No class at all
19/05/2010 3:40:00 p.m.
A few days ago, the ruling council of Victoria University decided there was a clever way to deal with a perceived “resource” shortage on campus: simply ditch 1500 students.
The 1500 were all eagerly waiting to start their degrees this year. And to rub salt into the wound, the 1500 rejects are all local kids.
In contrast, top-dollar foreign students can keep coming in whatever numbers they want. They used to call universities places of higher learning. Today, make that hire learning (foreign currencies preferred).
I’d love to know just what “resources” they were short of. But we’ll never know because the council shut the doors to the public while this extraordinary decision was being taken. And 1500 apprentice students will never know a lot of things, period.
Human beings should be viewed as precious “resources” too.
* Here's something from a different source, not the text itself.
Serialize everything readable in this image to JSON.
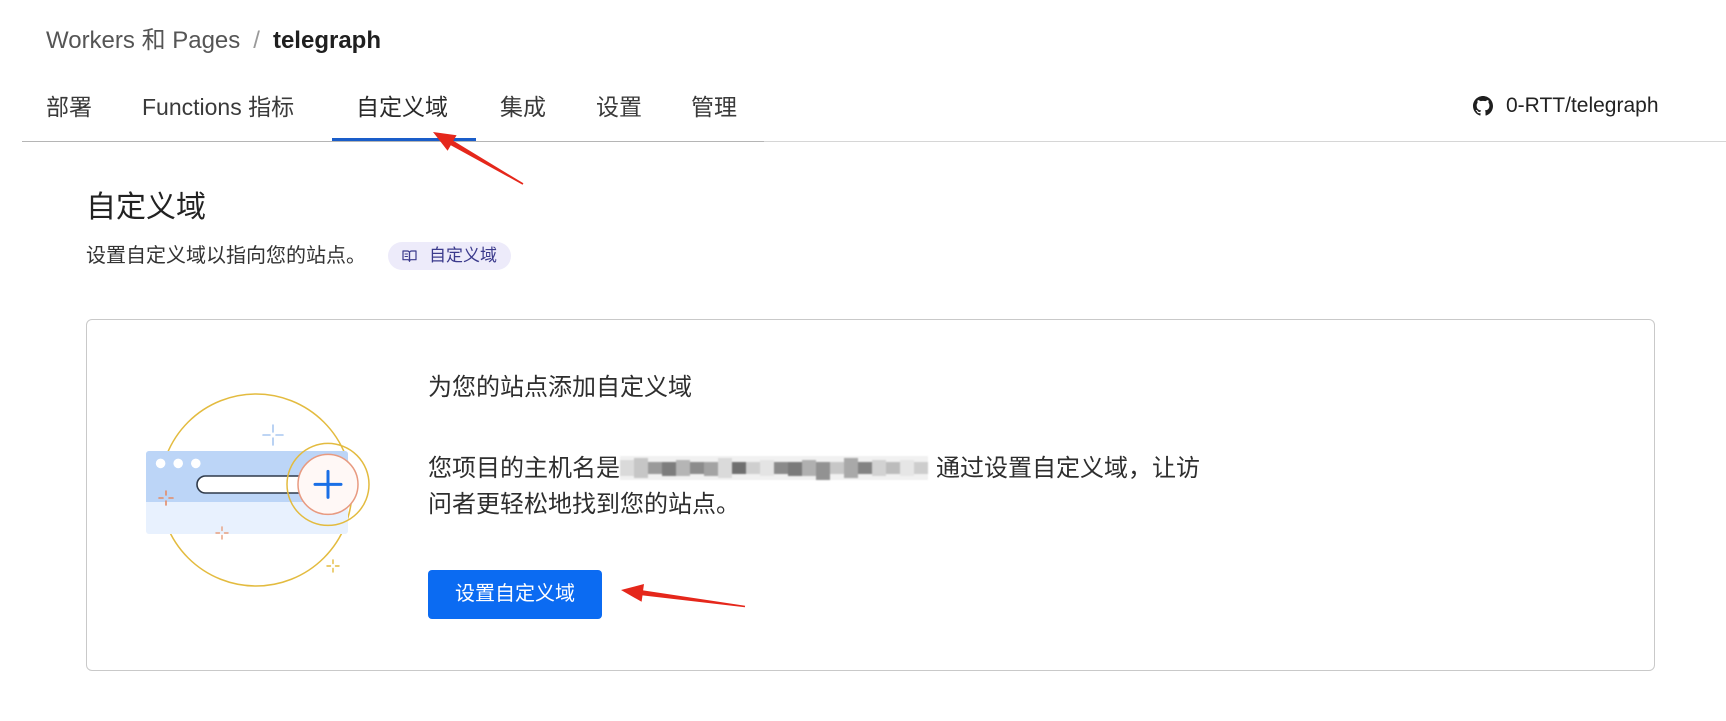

Unfortunately for us, these young “resources” will now realise their potential in overseas economies.
It’s all very well the government investing $300 mil in this week’s Budget into “science”; meanwhile the lab’s on fire up at Vic. Bean-counters are running amok.
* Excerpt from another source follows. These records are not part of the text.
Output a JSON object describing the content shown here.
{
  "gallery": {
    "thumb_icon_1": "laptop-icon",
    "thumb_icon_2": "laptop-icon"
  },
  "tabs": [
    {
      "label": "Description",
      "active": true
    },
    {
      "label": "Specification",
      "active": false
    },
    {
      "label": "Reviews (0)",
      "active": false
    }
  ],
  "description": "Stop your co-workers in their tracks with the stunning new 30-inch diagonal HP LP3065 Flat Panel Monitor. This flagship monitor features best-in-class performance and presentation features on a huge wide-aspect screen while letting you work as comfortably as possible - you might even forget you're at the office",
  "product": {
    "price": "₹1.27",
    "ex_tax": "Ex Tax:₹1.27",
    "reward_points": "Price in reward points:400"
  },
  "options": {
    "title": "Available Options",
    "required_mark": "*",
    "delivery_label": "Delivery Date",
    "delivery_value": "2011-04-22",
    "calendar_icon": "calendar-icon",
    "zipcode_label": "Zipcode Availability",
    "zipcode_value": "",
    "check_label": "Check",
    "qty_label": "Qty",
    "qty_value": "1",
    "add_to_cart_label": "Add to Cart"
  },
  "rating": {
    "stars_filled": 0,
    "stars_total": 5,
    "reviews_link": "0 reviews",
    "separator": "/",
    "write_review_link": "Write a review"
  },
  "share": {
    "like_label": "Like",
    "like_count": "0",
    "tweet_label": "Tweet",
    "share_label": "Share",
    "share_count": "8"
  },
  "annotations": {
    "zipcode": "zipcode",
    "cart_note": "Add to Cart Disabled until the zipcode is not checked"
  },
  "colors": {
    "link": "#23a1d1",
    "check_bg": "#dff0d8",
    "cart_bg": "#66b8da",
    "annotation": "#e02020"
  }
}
There’s something very UN-scientific, clueless, untutored and unimaginative about chopping students. It is a poor advertisement for an organisation that’s supposed to advance the human intellect.
No one is saying there are no economic pressures to deal with, but the true test of our ideas, our entrepreneurial worth, is how we confront scarcity. And a big university should not be lacking in ideas.
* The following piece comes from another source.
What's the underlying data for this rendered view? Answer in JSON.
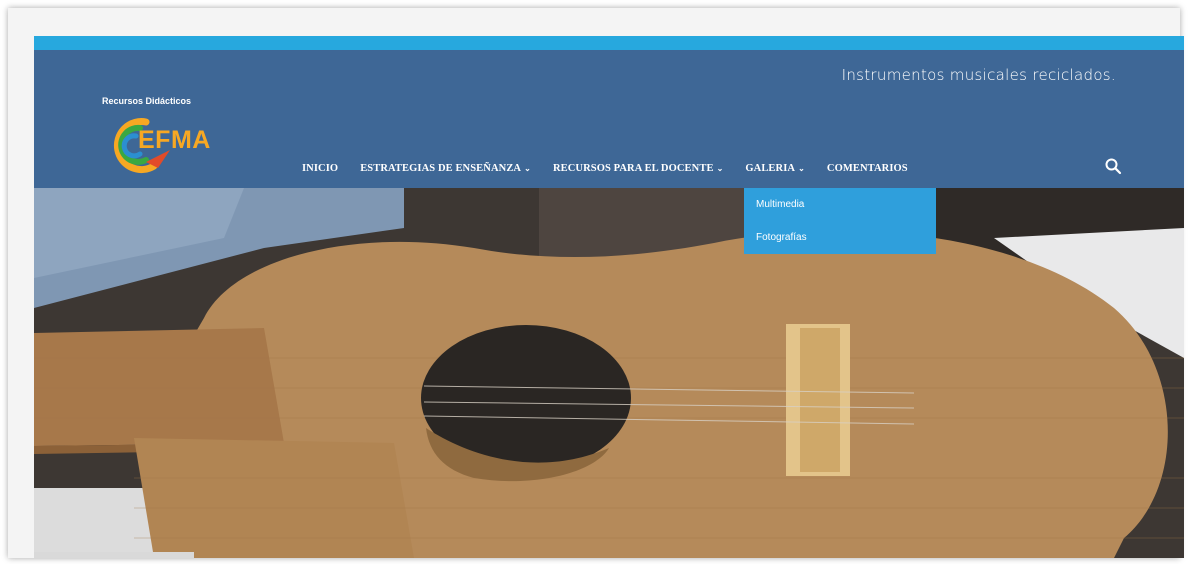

I suspect if the Council bothered to consult its own staff (if not students) they would discover more survival strategies than they knew existed.
If they think there is a shortage of staff, lecture rooms, or books, they’re out of touch with modern life. Local students already view classes on podcasts. They have computers, no?
In the UK, for at least 40 years students in the Open University have attended lectures by watching them on TV from home. One single lecturer can inspire a million students at the same time.
Back in the day when I was a cherub-faced student with long, black curly hair (I had hair then) they used to have a big concrete rendition of Victoria University’s coat of arms inset into one of the walls.
It was shiny and friendly to look at it, I think because the grounds staff used to enjoy painting it each year with glossy pastel colours. It was the sort of thing you just had to touch as you walked by.
Even the university’s motto in Latin (this was in the days before the disease of Plain English had infected our society) could be felt with your fingertips. I don’t think they promote that motto any more. It’s probably considered quaint or even “communist” by the current junta: “Sapientia magis auro desideranda”.
Wisdom is more to be desired than gold. Those days are gone. Welcome to the Victorian Perversity of Wellington.